Further, the bank “failed to devise and maintain a system of internal accounting controls around its hiring practices sufficient to provide reasonable assurances that its employees were not bribing foreign officials in violation of company policy and the FCPA. In addition, with respect to certain hires, Barclays’ employees in the Asia Pacific Region falsified corporate records to conceal the true source of the candidates and the reasons for hiring them.” These actions mandated a finding of a violations of the books and records and internal accounting controls provisions of the Securities Exchange Act of 1934. Barclays agreed to pay $6,308,726, consisting of disgorgement of $3,824,686, prejudgment interest of $984,040 and a $1.5 million civil penalty.
The third FCPA resolution involved Westport Fuels Systems, Inc., a Canadian clean fuel technology company headquartered in Vancouver, Canada, and its former CEO, Gougarty. According to the SEC Press Release, beginning no later than 2016, Westport, acting through Gougarty and others, engaged in a scheme to bribe a Chinese government official to obtain business and a cash dividend payment by transferring shares of stock in Westport’s Chinese joint venture (JV) to a Chinese private equity fund in which the government official held a financial interest.
Additionally, the company concealed the identity of the Chinese private equity fund in its public filings, and in its books and records, by falsely identifying a different entity as the counterparty to the transaction. Gougarty caused Westport’s violations by circumventing Westport’s internal accounting controls and signing a false certification concerning the sufficiency of those controls. For all of these FCPA violations, Westport also agreed to pay $2,546,000 in disgorgement and prejudgment interest and a civil penalty of $1,500,000, and Gougarty agreed to pay a civil penalty of $120,000.
There may well be additional cases announced on September 30 as the SEC works to close out its fiscal year.
There was one other FCPA matter which was announced last week which bears noting. As reported by Dick Cassin on the FCPA Blog, Luis Alberto Chacin Haddad, a Miami-based businessman pled guilty to a single FCPA conspiracy count was sentenced Wednesday to 51 months in federal prison. He admitted to bribing officials at Venezuela’s state-owned electricity company, Corpoelec, in exchange for $60 million in contracts for Florida-based businesses he owned with a co-conspirator.
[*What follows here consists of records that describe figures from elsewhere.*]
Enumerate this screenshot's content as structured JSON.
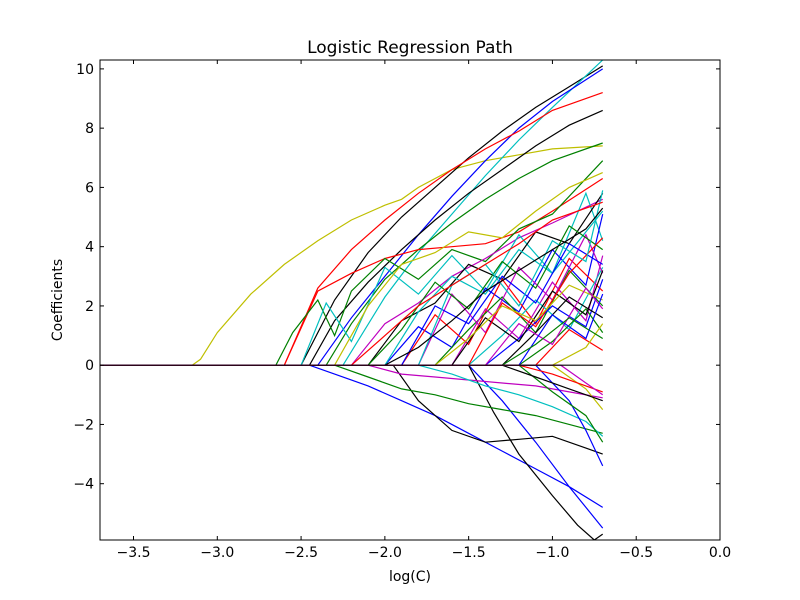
{
  "chart_data": {
    "type": "line",
    "title": "Logistic Regression Path",
    "xlabel": "log(C)",
    "ylabel": "Coefficients",
    "xlim": [
      -3.7,
      0.0
    ],
    "ylim": [
      -5.9,
      10.3
    ],
    "xticks": [
      -3.5,
      -3.0,
      -2.5,
      -2.0,
      -1.5,
      -1.0,
      -0.5,
      0.0
    ],
    "xtick_labels": [
      "−3.5",
      "−3.0",
      "−2.5",
      "−2.0",
      "−1.5",
      "−1.0",
      "−0.5",
      "0.0"
    ],
    "yticks": [
      -4,
      -2,
      0,
      2,
      4,
      6,
      8,
      10
    ],
    "ytick_labels": [
      "−4",
      "−2",
      "0",
      "2",
      "4",
      "6",
      "8",
      "10"
    ],
    "grid": false,
    "legend": "none",
    "colors": [
      "#0000ff",
      "#008000",
      "#ff0000",
      "#00bfbf",
      "#bf00bf",
      "#bfbf00",
      "#000000"
    ],
    "series": [
      {
        "color": "#bfbf00",
        "x": [
          -3.7,
          -3.15,
          -3.1,
          -3.0,
          -2.8,
          -2.6,
          -2.4,
          -2.2,
          -2.0,
          -1.9,
          -1.8,
          -1.6,
          -1.4,
          -1.2,
          -1.0,
          -0.7
        ],
        "y": [
          0,
          0,
          0.2,
          1.1,
          2.4,
          3.4,
          4.2,
          4.9,
          5.4,
          5.6,
          6.0,
          6.6,
          6.9,
          7.1,
          7.3,
          7.4
        ]
      },
      {
        "color": "#000000",
        "x": [
          -3.7,
          -2.5,
          -2.3,
          -2.1,
          -1.9,
          -1.7,
          -1.5,
          -1.3,
          -1.1,
          -0.9,
          -0.7
        ],
        "y": [
          0,
          0,
          2.2,
          3.8,
          5.0,
          6.0,
          7.0,
          7.9,
          8.7,
          9.4,
          10.1
        ]
      },
      {
        "color": "#00bfbf",
        "x": [
          -3.7,
          -2.25,
          -2.0,
          -1.8,
          -1.6,
          -1.4,
          -1.2,
          -1.0,
          -0.7
        ],
        "y": [
          0,
          0,
          2.3,
          3.8,
          5.1,
          6.4,
          7.6,
          8.7,
          10.3
        ]
      },
      {
        "color": "#0000ff",
        "x": [
          -3.7,
          -2.4,
          -2.2,
          -2.0,
          -1.8,
          -1.6,
          -1.4,
          -1.2,
          -1.0,
          -0.7
        ],
        "y": [
          0,
          0,
          1.6,
          3.0,
          4.4,
          5.7,
          6.9,
          8.0,
          8.9,
          10.0
        ]
      },
      {
        "color": "#ff0000",
        "x": [
          -3.7,
          -2.6,
          -2.4,
          -2.2,
          -2.0,
          -1.8,
          -1.6,
          -1.4,
          -1.2,
          -1.0,
          -0.7
        ],
        "y": [
          0,
          0,
          2.6,
          3.9,
          4.9,
          5.8,
          6.6,
          7.3,
          7.9,
          8.6,
          9.2
        ]
      },
      {
        "color": "#000000",
        "x": [
          -3.7,
          -2.45,
          -2.3,
          -2.1,
          -1.9,
          -1.7,
          -1.5,
          -1.3,
          -1.1,
          -0.9,
          -0.7
        ],
        "y": [
          0,
          0,
          1.5,
          2.8,
          3.9,
          4.9,
          5.8,
          6.6,
          7.4,
          8.1,
          8.6
        ]
      },
      {
        "color": "#008000",
        "x": [
          -3.7,
          -2.35,
          -2.2,
          -2.0,
          -1.8,
          -1.6,
          -1.4,
          -1.2,
          -1.0,
          -0.7
        ],
        "y": [
          0,
          0,
          1.4,
          2.9,
          3.9,
          4.8,
          5.6,
          6.3,
          6.9,
          7.5
        ]
      },
      {
        "color": "#ff0000",
        "x": [
          -3.7,
          -2.6,
          -2.4,
          -2.2,
          -2.0,
          -1.8,
          -1.6,
          -1.4,
          -1.2,
          -1.0,
          -0.7
        ],
        "y": [
          0,
          0,
          2.5,
          3.1,
          3.6,
          3.9,
          4.0,
          4.1,
          4.5,
          5.2,
          6.3
        ]
      },
      {
        "color": "#008000",
        "x": [
          -3.7,
          -2.65,
          -2.55,
          -2.4,
          -2.3,
          -2.2,
          -2.0,
          -1.8,
          -1.6,
          -1.4,
          -1.2,
          -1.0,
          -0.7
        ],
        "y": [
          0,
          0,
          1.1,
          2.2,
          1.0,
          2.5,
          3.6,
          2.9,
          3.9,
          3.5,
          4.6,
          5.1,
          6.9
        ]
      },
      {
        "color": "#bf00bf",
        "x": [
          -3.7,
          -2.2,
          -2.0,
          -1.8,
          -1.6,
          -1.4,
          -1.2,
          -1.0,
          -0.7
        ],
        "y": [
          0,
          0,
          1.4,
          2.1,
          3.0,
          3.6,
          4.3,
          4.8,
          5.6
        ]
      },
      {
        "color": "#00bfbf",
        "x": [
          -3.7,
          -2.5,
          -2.35,
          -2.2,
          -2.0,
          -1.8,
          -1.6,
          -1.4,
          -1.2,
          -1.0,
          -0.8,
          -0.7
        ],
        "y": [
          0,
          0,
          2.1,
          0.8,
          3.3,
          2.4,
          3.7,
          2.5,
          4.4,
          3.1,
          5.8,
          4.2
        ]
      },
      {
        "color": "#0000ff",
        "x": [
          -3.7,
          -2.0,
          -1.8,
          -1.6,
          -1.4,
          -1.2,
          -1.0,
          -0.8,
          -0.7
        ],
        "y": [
          0,
          0,
          1.3,
          0.6,
          2.6,
          1.8,
          3.9,
          2.7,
          5.1
        ]
      },
      {
        "color": "#000000",
        "x": [
          -3.7,
          -2.1,
          -1.9,
          -1.7,
          -1.5,
          -1.3,
          -1.1,
          -0.9,
          -0.7
        ],
        "y": [
          0,
          0,
          1.5,
          2.1,
          3.4,
          2.9,
          4.5,
          4.1,
          5.8
        ]
      },
      {
        "color": "#bfbf00",
        "x": [
          -3.7,
          -2.3,
          -2.1,
          -1.9,
          -1.7,
          -1.5,
          -1.3,
          -1.1,
          -0.9,
          -0.7
        ],
        "y": [
          0,
          0,
          2.0,
          3.4,
          3.8,
          4.5,
          4.3,
          5.2,
          6.0,
          6.5
        ]
      },
      {
        "color": "#ff0000",
        "x": [
          -3.7,
          -1.9,
          -1.7,
          -1.5,
          -1.3,
          -1.1,
          -0.9,
          -0.7
        ],
        "y": [
          0,
          0,
          1.7,
          0.7,
          2.9,
          1.4,
          3.6,
          2.5
        ]
      },
      {
        "color": "#008000",
        "x": [
          -3.7,
          -1.7,
          -1.5,
          -1.3,
          -1.1,
          -0.9,
          -0.7
        ],
        "y": [
          0,
          0,
          1.2,
          2.3,
          1.1,
          3.2,
          2.0
        ]
      },
      {
        "color": "#bf00bf",
        "x": [
          -3.7,
          -1.6,
          -1.4,
          -1.2,
          -1.0,
          -0.8,
          -0.7
        ],
        "y": [
          0,
          0,
          1.9,
          0.9,
          2.8,
          1.5,
          3.7
        ]
      },
      {
        "color": "#00bfbf",
        "x": [
          -3.7,
          -1.5,
          -1.3,
          -1.1,
          -0.9,
          -0.7
        ],
        "y": [
          0,
          0,
          1.0,
          2.2,
          1.2,
          3.3
        ]
      },
      {
        "color": "#0000ff",
        "x": [
          -3.7,
          -1.4,
          -1.2,
          -1.0,
          -0.8,
          -0.7
        ],
        "y": [
          0,
          0,
          0.9,
          2.0,
          1.3,
          2.9
        ]
      },
      {
        "color": "#000000",
        "x": [
          -3.7,
          -1.3,
          -1.1,
          -0.9,
          -0.7
        ],
        "y": [
          0,
          0,
          1.1,
          2.3,
          1.6
        ]
      },
      {
        "color": "#008000",
        "x": [
          -3.7,
          -1.2,
          -1.0,
          -0.8,
          -0.7
        ],
        "y": [
          0,
          0,
          0.8,
          1.9,
          1.1
        ]
      },
      {
        "color": "#ff0000",
        "x": [
          -3.7,
          -1.1,
          -0.9,
          -0.7
        ],
        "y": [
          0,
          0,
          1.2,
          0.5
        ]
      },
      {
        "color": "#bfbf00",
        "x": [
          -3.7,
          -1.0,
          -0.8,
          -0.7
        ],
        "y": [
          0,
          0,
          0.6,
          1.4
        ]
      },
      {
        "color": "#bf00bf",
        "x": [
          -3.7,
          -1.8,
          -1.6,
          -1.4,
          -1.2,
          -1.0,
          -0.8,
          -0.7
        ],
        "y": [
          0,
          0,
          2.4,
          1.1,
          3.3,
          2.2,
          4.4,
          3.1
        ]
      },
      {
        "color": "#00bfbf",
        "x": [
          -3.7,
          -2.0,
          -1.8,
          -1.6,
          -1.4,
          -1.2,
          -1.0,
          -0.7
        ],
        "y": [
          0,
          0,
          1.8,
          3.0,
          2.4,
          3.9,
          3.1,
          5.2
        ]
      },
      {
        "color": "#0000ff",
        "x": [
          -3.7,
          -1.9,
          -1.7,
          -1.5,
          -1.3,
          -1.1,
          -0.9,
          -0.7
        ],
        "y": [
          0,
          0,
          2.0,
          1.4,
          3.0,
          2.1,
          4.1,
          3.4
        ]
      },
      {
        "color": "#008000",
        "x": [
          -3.7,
          -2.1,
          -1.9,
          -1.7,
          -1.5,
          -1.3,
          -1.1,
          -0.9,
          -0.7
        ],
        "y": [
          0,
          0,
          1.2,
          2.8,
          1.9,
          3.5,
          2.6,
          4.7,
          3.9
        ]
      },
      {
        "color": "#000000",
        "x": [
          -3.7,
          -1.6,
          -1.4,
          -1.2,
          -1.0,
          -0.8,
          -0.7
        ],
        "y": [
          0,
          0,
          1.6,
          0.8,
          2.5,
          1.7,
          3.2
        ]
      },
      {
        "color": "#ff0000",
        "x": [
          -3.7,
          -1.5,
          -1.3,
          -1.1,
          -0.9,
          -0.7
        ],
        "y": [
          0,
          0,
          2.1,
          1.3,
          3.1,
          4.3
        ]
      },
      {
        "color": "#bfbf00",
        "x": [
          -3.7,
          -1.7,
          -1.5,
          -1.3,
          -1.1,
          -0.9,
          -0.7
        ],
        "y": [
          0,
          0,
          0.9,
          2.0,
          1.5,
          2.7,
          2.2
        ]
      },
      {
        "color": "#00bfbf",
        "x": [
          -3.7,
          -1.8,
          -1.6,
          -1.4,
          -1.2,
          -1.0,
          -0.8,
          -0.7
        ],
        "y": [
          0,
          0,
          2.7,
          3.4,
          2.0,
          4.2,
          3.5,
          5.9
        ]
      },
      {
        "color": "#bf00bf",
        "x": [
          -3.7,
          -1.4,
          -1.2,
          -1.0,
          -0.8,
          -0.7
        ],
        "y": [
          0,
          0,
          1.4,
          0.7,
          2.6,
          1.9
        ]
      },
      {
        "color": "#0000ff",
        "x": [
          -3.7,
          -1.2,
          -1.0,
          -0.8,
          -0.7
        ],
        "y": [
          0,
          0,
          1.7,
          0.9,
          2.4
        ]
      },
      {
        "color": "#008000",
        "x": [
          -3.7,
          -1.3,
          -1.1,
          -0.9,
          -0.7
        ],
        "y": [
          0,
          0,
          0.7,
          1.6,
          0.9
        ]
      },
      {
        "color": "#000000",
        "x": [
          -3.7,
          -2.0,
          -1.8,
          -1.6,
          -1.4,
          -1.2,
          -1.0,
          -0.8,
          -0.7
        ],
        "y": [
          0,
          0,
          0.6,
          1.5,
          2.5,
          3.2,
          3.9,
          4.6,
          5.3
        ]
      },
      {
        "color": "#ff0000",
        "x": [
          -3.7,
          -2.2,
          -2.0,
          -1.8,
          -1.6,
          -1.4,
          -1.2,
          -1.0,
          -0.7
        ],
        "y": [
          0,
          0,
          1.0,
          2.0,
          2.7,
          3.4,
          4.1,
          4.9,
          5.5
        ]
      },
      {
        "color": "#0000ff",
        "x": [
          -3.7,
          -2.45,
          -2.3,
          -2.1,
          -1.9,
          -1.7,
          -1.5,
          -1.3,
          -1.1,
          -0.9,
          -0.7
        ],
        "y": [
          0,
          0,
          -0.3,
          -0.7,
          -1.2,
          -1.7,
          -2.3,
          -2.9,
          -3.5,
          -4.1,
          -4.8
        ]
      },
      {
        "color": "#0000ff",
        "x": [
          -3.7,
          -1.5,
          -1.3,
          -1.1,
          -0.9,
          -0.7
        ],
        "y": [
          0,
          0,
          -1.2,
          -2.6,
          -4.1,
          -5.5
        ]
      },
      {
        "color": "#000000",
        "x": [
          -3.7,
          -1.95,
          -1.8,
          -1.6,
          -1.4,
          -1.2,
          -1.0,
          -0.8,
          -0.7
        ],
        "y": [
          0,
          0,
          -1.2,
          -2.2,
          -2.6,
          -2.5,
          -2.4,
          -2.8,
          -3.0
        ]
      },
      {
        "color": "#000000",
        "x": [
          -3.7,
          -1.5,
          -1.35,
          -1.2,
          -1.0,
          -0.85,
          -0.75,
          -0.7
        ],
        "y": [
          0,
          0,
          -1.6,
          -3.0,
          -4.4,
          -5.4,
          -5.9,
          -5.7
        ]
      },
      {
        "color": "#008000",
        "x": [
          -3.7,
          -2.3,
          -2.1,
          -1.9,
          -1.7,
          -1.5,
          -1.3,
          -1.1,
          -0.9,
          -0.7
        ],
        "y": [
          0,
          0,
          -0.4,
          -0.8,
          -1.0,
          -1.3,
          -1.5,
          -1.7,
          -2.0,
          -2.3
        ]
      },
      {
        "color": "#bf00bf",
        "x": [
          -3.7,
          -2.1,
          -1.9,
          -1.7,
          -1.5,
          -1.3,
          -1.1,
          -0.9,
          -0.7
        ],
        "y": [
          0,
          0,
          -0.3,
          -0.4,
          -0.5,
          -0.6,
          -0.7,
          -0.9,
          -1.1
        ]
      },
      {
        "color": "#00bfbf",
        "x": [
          -3.7,
          -1.8,
          -1.6,
          -1.4,
          -1.2,
          -1.0,
          -0.8,
          -0.7
        ],
        "y": [
          0,
          0,
          -0.3,
          -0.7,
          -1.0,
          -1.4,
          -1.9,
          -2.4
        ]
      },
      {
        "color": "#0000ff",
        "x": [
          -3.7,
          -1.1,
          -0.9,
          -0.8,
          -0.7
        ],
        "y": [
          0,
          0,
          -1.2,
          -2.2,
          -3.4
        ]
      },
      {
        "color": "#008000",
        "x": [
          -3.7,
          -1.2,
          -1.0,
          -0.8,
          -0.7
        ],
        "y": [
          0,
          0,
          -0.9,
          -1.7,
          -2.6
        ]
      },
      {
        "color": "#bfbf00",
        "x": [
          -3.7,
          -1.0,
          -0.8,
          -0.7
        ],
        "y": [
          0,
          0,
          -0.8,
          -1.5
        ]
      },
      {
        "color": "#000000",
        "x": [
          -3.7,
          -1.3,
          -1.1,
          -0.9,
          -0.7
        ],
        "y": [
          0,
          0,
          -0.4,
          -0.8,
          -1.2
        ]
      },
      {
        "color": "#ff0000",
        "x": [
          -3.7,
          -1.2,
          -1.0,
          -0.8,
          -0.7
        ],
        "y": [
          0,
          0,
          -0.3,
          -0.7,
          -0.9
        ]
      },
      {
        "color": "#bf00bf",
        "x": [
          -3.7,
          -0.95,
          -0.8,
          -0.7
        ],
        "y": [
          0,
          0,
          -0.6,
          -1.0
        ]
      },
      {
        "color": "#000000",
        "x": [
          -3.7,
          -0.7
        ],
        "y": [
          0,
          0
        ]
      }
    ]
  }
}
As noted by Cassin, the Department of Justice (DOJ said of Chacin, “The nature and circumstances of the offense were serious: the scheme involved high-ranking officials in Venezuela (one of whom was a Minister); the recipients of the corrupt contracts were U.S. companies; proceeds from those contracts were transferred to and between bank accounts in the United States, thereby tainting the U.S. financial system; at least one kickback payment was made from a U.S. bank account; and the defendant and his co-defendant each profited $5.5 million from the scheme.”
Chacin asked the judge for an 18-month sentence which the DOJ opposed arguing for the full 60 months, as suggested by the Sentencing Guidelines. Judge Cecilia M. Altonaga, who Cassin noted is the “first Cuban-American woman appointed as a U.S. federal judge” sentenced Chacin to 51 months in prison and two years of supervised release.
All in all, it was quite a week in the FCPA.